CVSS:3.1/AV:N/AC:L/PR:L/UI:N/S:C/C:H/I:H/A:H

n8n Has a Source Control Pull SQL Injection
## Impact
An attacker with write access to the git repository connected to an n8n Source Control configuration could commit a malicious Data Table JSON file containing a crafted column name. When an administrator performed a Source Control Pull, n8n imported the file and could lead to SQL injection on the internal PostgreSQL instance.

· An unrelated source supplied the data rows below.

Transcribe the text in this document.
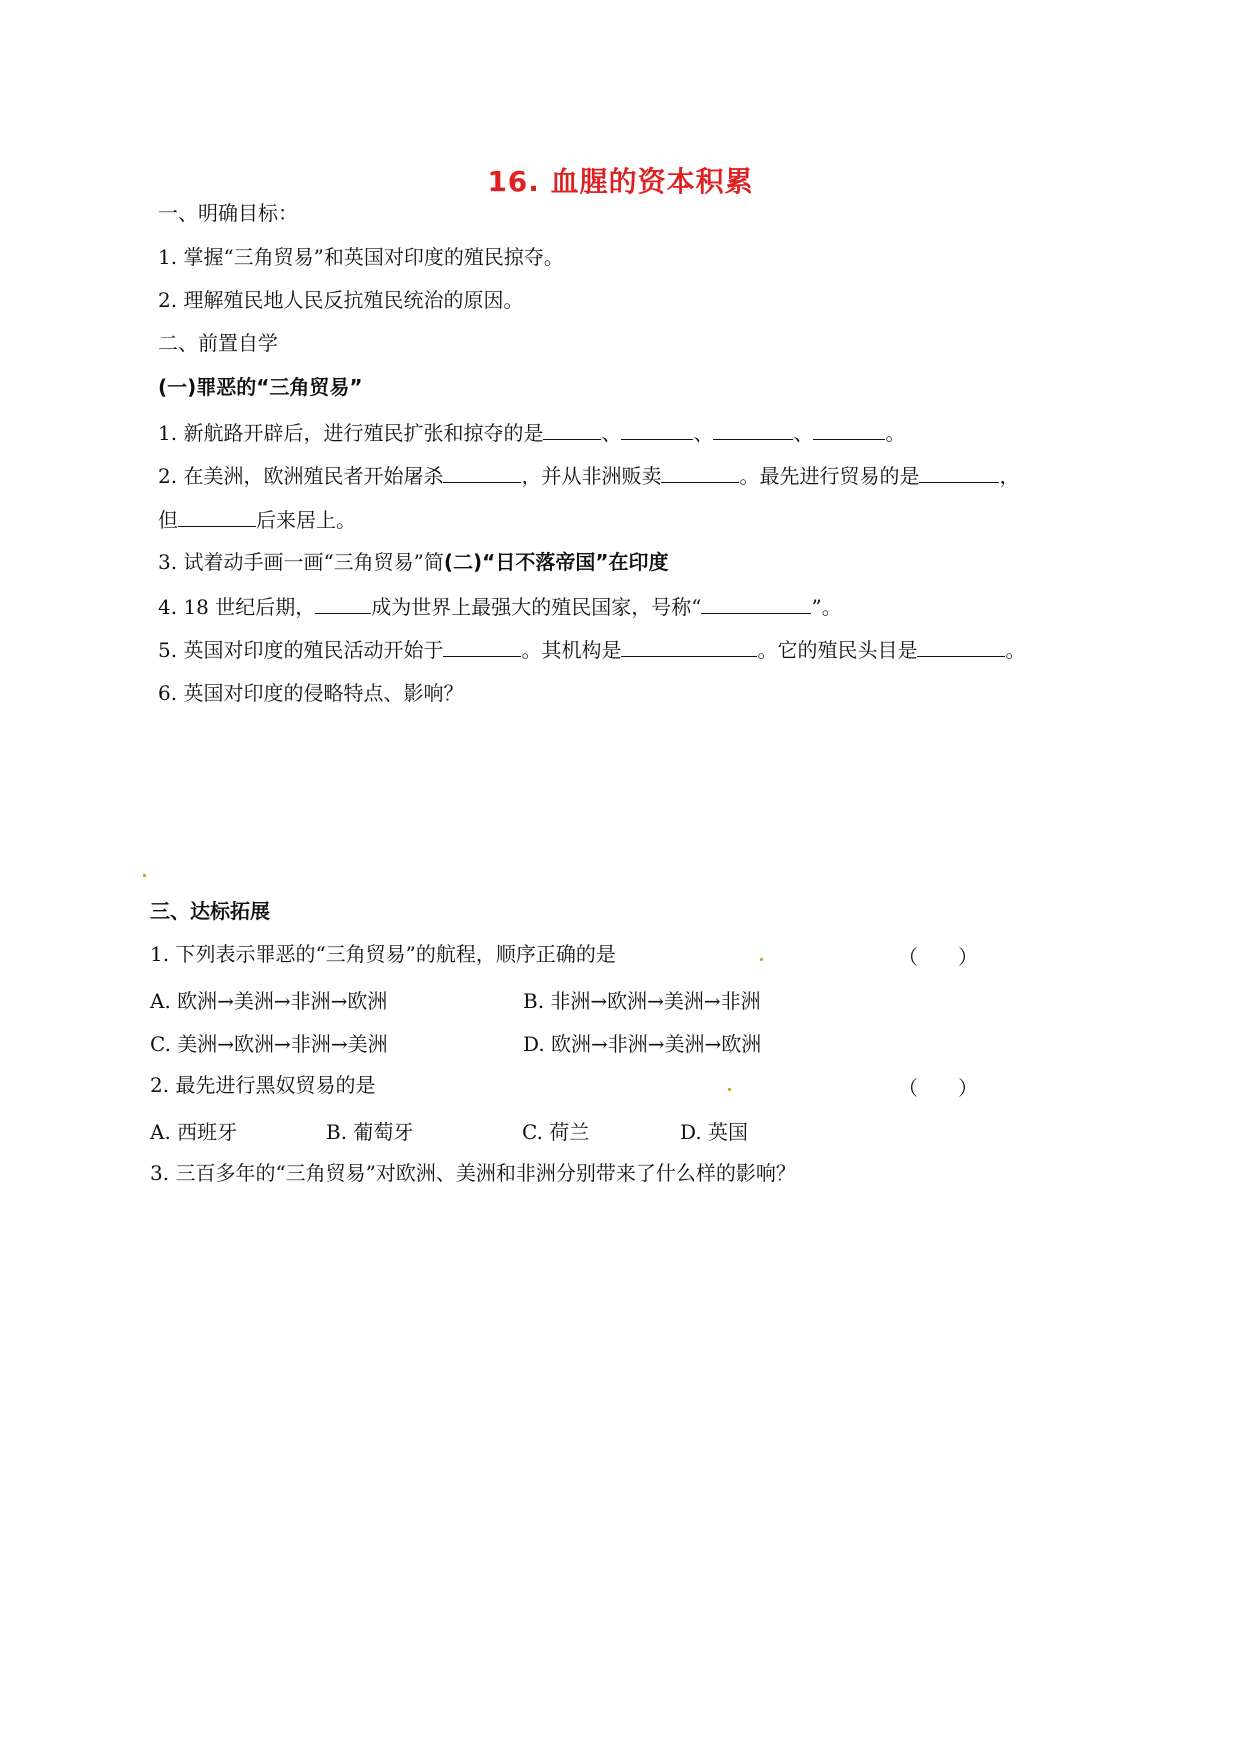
16. 血腥的资本积累
一、明确目标：
1. 掌握“三角贸易”和英国对印度的殖民掠夺。
2. 理解殖民地人民反抗殖民统治的原因。
二、前置自学
(一)罪恶的“三角贸易”
1. 新航路开辟后，进行殖民扩张和掠夺的是	、	、	、	。
2. 在美洲，欧洲殖民者开始屠杀	，并从非洲贩卖	。最先进行贸易的是	，
但	后来居上。
3. 试着动手画一画“三角贸易”简(二)“日不落帝国”在印度
4. 18 世纪后期，	成为世界上最强大的殖民国家，号称“	”。
5. 英国对印度的殖民活动开始于	。其机构是	。它的殖民头目是	。
6. 英国对印度的侵略特点、影响？
三、达标拓展
1. 下列表示罪恶的“三角贸易”的航程，顺序正确的是	（　　）
A. 欧洲→美洲→非洲→欧洲	B. 非洲→欧洲→美洲→非洲
C. 美洲→欧洲→非洲→美洲	D. 欧洲→非洲→美洲→欧洲
2. 最先进行黑奴贸易的是	（　　）
A. 西班牙	B. 葡萄牙	C. 荷兰	D. 英国
3. 三百多年的“三角贸易”对欧洲、美洲和非洲分别带来了什么样的影响？
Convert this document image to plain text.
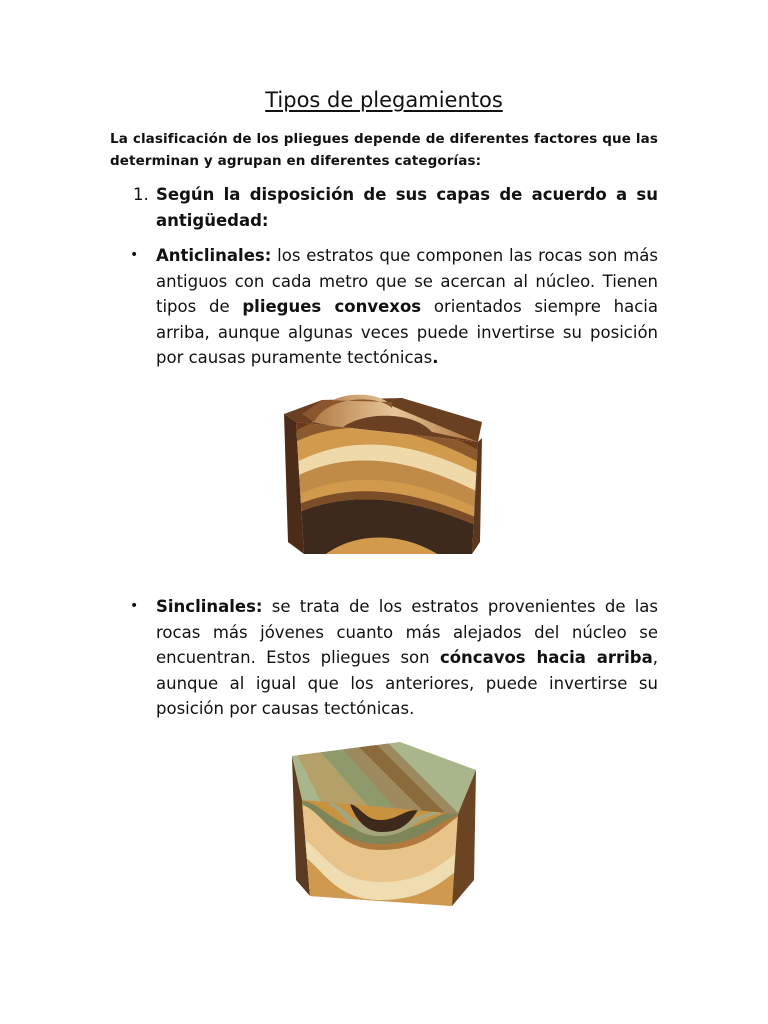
Tipos de plegamientos
La clasificación de los pliegues depende de diferentes factores que las determinan y agrupan en diferentes categorías:
1. Según la disposición de sus capas de acuerdo a su antigüedad:
• Anticlinales: los estratos que componen las rocas son más antiguos con cada metro que se acercan al núcleo. Tienen tipos de pliegues convexos orientados siempre hacia arriba, aunque algunas veces puede invertirse su posición por causas puramente tectónicas.
• Sinclinales: se trata de los estratos provenientes de las rocas más jóvenes cuanto más alejados del núcleo se encuentran. Estos pliegues son cóncavos hacia arriba, aunque al igual que los anteriores, puede invertirse su posición por causas tectónicas.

Exploitation requires all of the following conditions:
- The n8n instance uses PostgreSQL as its database backend.
- The Source Control feature is enabled and connected to a repository the attacker can write to.
- An administrator triggers a Source Control Pull.

## Patches
The issue has been fixed in n8n version 1.123.43, 2.20.7, and 2.21.1. Users should upgrade to this version or later to remediate the vulnerability.

## Workarounds
If upgrading is not immediately possible, administrators should consider the following temporary mitigations:
- Disable the Source Control feature if it is not actively required.
- Restrict write access to the connected git repository to fully trusted users only.
- Avoid pulling from repositories that may have been modified by untrusted parties.

These workarounds do not fully remediate the risk and should only be used as short-term mitigation measures.